Erstellt von Taysal am 20. November 2009

Es geht mit großen Schritten auf die Adventszeit zu und die traditionelle jährliche Adventsrollenspielsitzung findet wie üblich pünktlich statt. Zugegeben, dieses Jahr überpünktlich, um die neuen Regeln zu pauken, einige Charaktere zu entwerfen und schon mal ein wenig zu üben. Wie im Titel des Artikels bereits angedeutet, muss dieses Jahr Savage Worlds als Regelwerk herhalten. Beim Erstellen des Hintergrunds habe ich wenig Wert auf totale Ausgeglichenheit gelegt, sondern einfach den Spaß marschieren lassen. Bisher hat es ganz gut geklappt.

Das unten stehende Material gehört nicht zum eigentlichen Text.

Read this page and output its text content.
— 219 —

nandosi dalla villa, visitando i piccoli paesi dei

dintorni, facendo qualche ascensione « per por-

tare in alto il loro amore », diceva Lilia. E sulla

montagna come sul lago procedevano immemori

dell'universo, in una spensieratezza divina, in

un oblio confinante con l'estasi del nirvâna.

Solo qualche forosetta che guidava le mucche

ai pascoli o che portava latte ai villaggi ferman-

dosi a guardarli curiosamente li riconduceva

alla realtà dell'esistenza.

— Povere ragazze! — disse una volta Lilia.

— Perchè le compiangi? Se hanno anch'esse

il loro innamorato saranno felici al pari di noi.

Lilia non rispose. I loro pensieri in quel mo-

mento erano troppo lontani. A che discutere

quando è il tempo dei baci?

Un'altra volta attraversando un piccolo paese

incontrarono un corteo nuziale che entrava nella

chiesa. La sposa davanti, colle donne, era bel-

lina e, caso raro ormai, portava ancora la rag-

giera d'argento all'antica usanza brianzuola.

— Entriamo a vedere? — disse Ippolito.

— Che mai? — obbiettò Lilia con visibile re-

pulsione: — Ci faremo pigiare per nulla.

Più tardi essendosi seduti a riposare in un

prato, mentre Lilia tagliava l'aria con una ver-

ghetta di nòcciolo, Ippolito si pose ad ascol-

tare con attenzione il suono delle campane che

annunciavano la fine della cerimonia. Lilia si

Nur die halbe Belegschaft war anwesend, also wurden die Regeländerungen zügig abgearbeitet. Davon kannte die Hälfte überhaupt das Grundregelwerk, also flugs die wichtigsten Sachen erklärt, die Verantwortung kurzerhand auf eine Spielerin abgewälzt und zwischendurch einen kleinen Ausflug gemacht. Nach der Rückkehr wurden noch immer Charaktere erschafft und die Rufe nach Plätzchen laut. Nach einem kleinen Rat meinerseits lieber weniger zu knuspern, gingen die Tüten auch schon rund. Hinweis: In Savage Advent Worlds sind Bennies Plätzchen und müssen gegessen werden! Da kann ein voller Bauch schnell mal zu Problemen führen, falls mal Aua! abgebaut oder eine Probe wiederholt werden muss.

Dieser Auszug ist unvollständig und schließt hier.